Sampling Distribution of Sample Proportion

Enter population proportion, sample size, and interval bounds to compute z-scores and probabilities for the sample proportion.

Mean of p̂: 0.3500

Standard error: 0.0337

Z(lower): -1.4825

Z(upper): 1.4825

P(lower ≤ p̂ ≤ upper): 0.861792

How to Use This Calculator

  1. Enter the true population proportion and sample size.
  2. Specify the interval for the sample proportion you want to evaluate.
  3. Confirm that the success-failure rule (np ≥ 10, n(1 − p) ≥ 10) holds for normal approximation validity.
  4. Use the results to interpret sampling variability, margin of error, or probability of observing certain sample proportions.

Formula

Mean of p̂ = p

Standard error = √(p(1 − p) / n)

Z = (p̂ − p) / √(p(1 − p) / n)

P(L ≤ p̂ ≤ U) ≈ Φ((U − p)/SE) − Φ((L − p)/SE)

Φ denotes the standard normal cumulative distribution function.
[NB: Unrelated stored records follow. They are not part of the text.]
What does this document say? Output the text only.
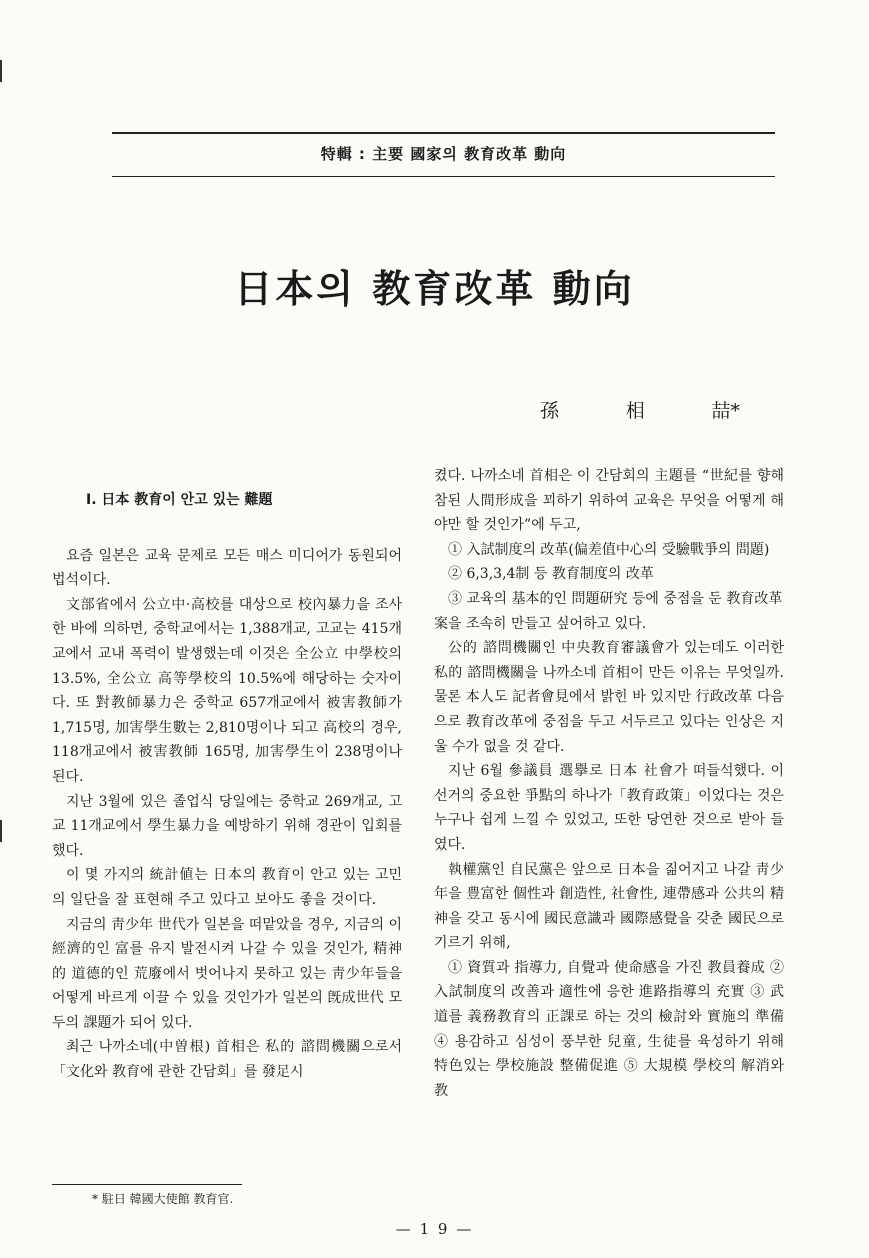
特輯 : 主要 國家의 教育改革 動向
日本의 教育改革 動向
孫	相	喆*
Ⅰ. 日本 教育이 안고 있는 難題

요즘 일본은 교육 문제로 모든 매스 미디어가 동원되어 법석이다.

文部省에서 公立中·高校를 대상으로 校內暴力을 조사한 바에 의하면, 중학교에서는 1,388개교, 고교는 415개교에서 교내 폭력이 발생했는데 이것은 全公立 中學校의 13.5%, 全公立 高等學校의 10.5%에 해당하는 숫자이다. 또 對教師暴力은 중학교 657개교에서 被害教師가 1,715명, 加害學生數는 2,810명이나 되고 高校의 경우, 118개교에서 被害教師 165명, 加害學生이 238명이나 된다.

지난 3월에 있은 졸업식 당일에는 중학교 269개교, 고교 11개교에서 學生暴力을 예방하기 위해 경관이 입회를 했다.

이 몇 가지의 統計値는 日本의 教育이 안고 있는 고민의 일단을 잘 표현해 주고 있다고 보아도 좋을 것이다.

지금의 靑少年 世代가 일본을 떠맡았을 경우, 지금의 이 經濟的인 富를 유지 발전시켜 나갈 수 있을 것인가, 精神的 道德的인 荒廢에서 벗어나지 못하고 있는 靑少年들을 어떻게 바르게 이끌 수 있을 것인가가 일본의 旣成世代 모두의 課題가 되어 있다.

최근 나까소네(中曽根) 首相은 私的 諮問機關으로서「文化와 教育에 관한 간담회」를 發足시

켰다. 나까소네 首相은 이 간담회의 主題를 “世紀를 향해 참된 人間形成을 꾀하기 위하여 교육은 무엇을 어떻게 해야만 할 것인가”에 두고,

① 入試制度의 改革(偏差值中心의 受驗戰爭의 問題)

② 6,3,3,4制 등 教育制度의 改革

③ 교육의 基本的인 問題研究 등에 중점을 둔 教育改革案을 조속히 만들고 싶어하고 있다.

公的 諮問機關인 中央教育審議會가 있는데도 이러한 私的 諮問機關을 나까소네 首相이 만든 이유는 무엇일까. 물론 本人도 記者會見에서 밝힌 바 있지만 行政改革 다음으로 教育改革에 중점을 두고 서두르고 있다는 인상은 지울 수가 없을 것 같다.

지난 6월 參議員 選擧로 日本 社會가 떠들석했다. 이 선거의 중요한 爭點의 하나가「教育政策」이었다는 것은 누구나 쉽게 느낄 수 있었고, 또한 당연한 것으로 받아 들였다.

執權黨인 自民黨은 앞으로 日本을 짊어지고 나갈 靑少年을 豊富한 個性과 創造性, 社會性, 連帶感과 公共의 精神을 갖고 동시에 國民意識과 國際感覺을 갖춘 國民으로 기르기 위해,

① 資質과 指導力, 自覺과 使命感을 가진 教員養成 ② 入試制度의 改善과 適性에 응한 進路指導의 充實 ③ 武道를 義務教育의 正課로 하는 것의 檢討와 實施의 準備 ④ 용감하고 심성이 풍부한 兒童, 生徒를 육성하기 위해 特色있는 學校施設 整備促進 ⑤ 大規模 學校의 解消와 教

* 駐日 韓國大使館 教育官.
— 1 9 —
The approximation improves as n grows large and p is not too close to 0 or 1.

Full Description

Sampling distributions provide a probabilistic view of estimator behavior. For proportions, the sampling distribution of p̂ is approximately normal when samples are sufficiently large and independent. Understanding this distribution is key to constructing confidence intervals, performing hypothesis tests, and planning surveys.

This calculator applies the central limit theorem to estimate probabilities that the observed sample proportion falls within specified bounds. It highlights the role of sample size and population proportion in determining variability.

Frequently Asked Questions

When does the normal approximation fail?

When np or n(1 − p) is small (< 10), the distribution of p̂ is skewed; consider exact binomial methods instead.

What if p is unknown?

Use the sample proportion as an estimate, or apply conservative bounds (e.g., p = 0.5) for planning.

How is this different from a binomial probability?

Binomial probabilities focus on counts of successes, whereas this calculator works on the proportion scale with normal approximation.